I smile at her. “OK.”

At the start of term, I told Lin that I don’t mind doing some of her share now and then.

I like helping other people. Especially my friends—I don’t have that many.

And I know that her home situation isn’t always easy and that she often has to take on more than she can really manage.

Especially considering how much schoolwork we have this year.

But Lin is just as ambitious, and just as stubborn, as I am—that’s probably one of the reasons we get on so well.

It’s almost a miracle that we found that out.

When I started at Maxton Hall, she moved in very different circles.

In those days, she’d spend her lunch breaks sitting with Elaine and her friends, and it would never even have occurred to me to speak to her, despite the fact that both of us being on the events team meant I’d clocked that she’s just as keen on journaling as me.

But then Lin’s father created a genuine scandal, and their family lost not only all their money but also their friends.

Suddenly, Lin was alone at break times—I’m not sure whether people didn’t want anything to do with her anymore or whether she was too ashamed to speak to them.

But I do know what it feels like to suddenly lose all your friends.

It was the same for me when I moved here from my old school in Gormsey.
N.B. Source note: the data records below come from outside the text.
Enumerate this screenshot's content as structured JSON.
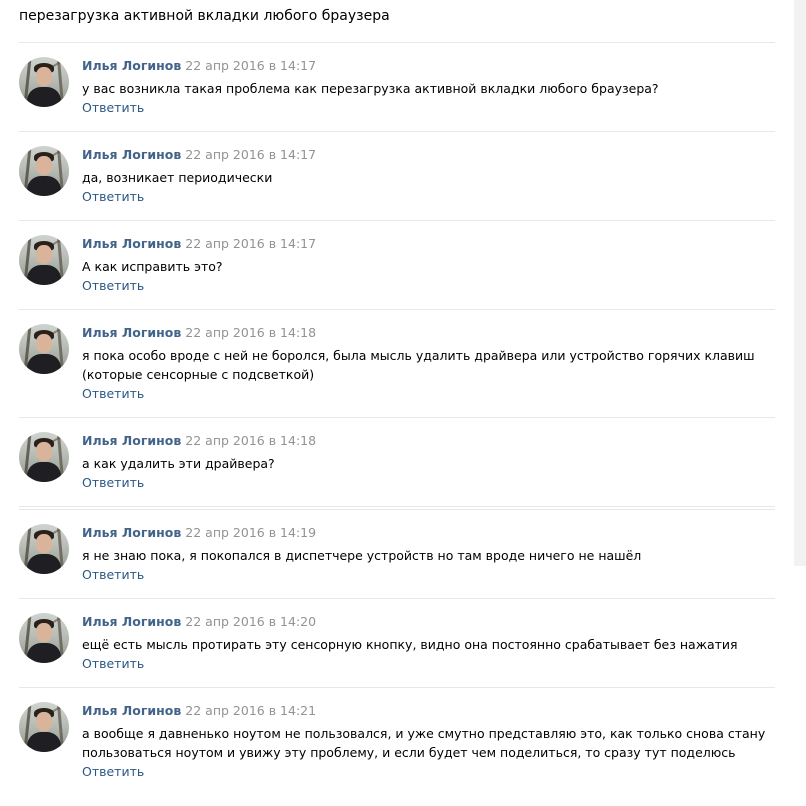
{
  "topic": {
    "title": "перезагрузка активной вкладки любого браузера"
  },
  "colors": {
    "author": "#42648b",
    "date": "#939393",
    "reply": "#2a5885",
    "divider": "#e7e8ec"
  },
  "icons": {
    "avatar": "user-photo-avatar"
  },
  "comments": [
    {
      "author": "Илья Логинов",
      "date": "22 апр 2016 в 14:17",
      "text": "у вас возникла такая проблема как перезагрузка активной вкладки любого браузера?",
      "reply_label": "Ответить"
    },
    {
      "author": "Илья Логинов",
      "date": "22 апр 2016 в 14:17",
      "text": "да, возникает периодически",
      "reply_label": "Ответить"
    },
    {
      "author": "Илья Логинов",
      "date": "22 апр 2016 в 14:17",
      "text": "А как исправить это?",
      "reply_label": "Ответить"
    },
    {
      "author": "Илья Логинов",
      "date": "22 апр 2016 в 14:18",
      "text": "я пока особо вроде с ней не боролся, была мысль удалить драйвера или устройство горячих клавиш (которые сенсорные с подсветкой)",
      "reply_label": "Ответить"
    },
    {
      "author": "Илья Логинов",
      "date": "22 апр 2016 в 14:18",
      "text": "а как удалить эти драйвера?",
      "reply_label": "Ответить"
    },
    {
      "author": "Илья Логинов",
      "date": "22 апр 2016 в 14:19",
      "text": "я не знаю пока, я покопался в диспетчере устройств но там вроде ничего не нашёл",
      "reply_label": "Ответить"
    },
    {
      "author": "Илья Логинов",
      "date": "22 апр 2016 в 14:20",
      "text": "ещё есть мысль протирать эту сенсорную кнопку, видно она постоянно срабатывает без нажатия",
      "reply_label": "Ответить"
    },
    {
      "author": "Илья Логинов",
      "date": "22 апр 2016 в 14:21",
      "text": "а вообще я давненько ноутом не пользовался, и уже смутно представляю это, как только снова стану пользоваться ноутом и увижу эту проблему, и если будет чем поделиться, то сразу тут поделюсь",
      "reply_label": "Ответить"
    }
  ]
}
I felt overwhelmed—higher academic standards, the nonschool stuff, the fact that everyone here was so different from me—and at first I couldn’t manage to keep in touch with people from home.

My friends there made it pretty clear what they thought of that.

Looking back on it now, I realize that true friends don’t just laugh at you for wanting to get involved with things at school.

I used to laugh off names like “nerd” and “smartarse,” but it wasn’t really funny.

And I know that it’s not real friendship if they don’t even try to understand what you’re going through.

They didn’t ask even once how I was, or if they could do anything to help.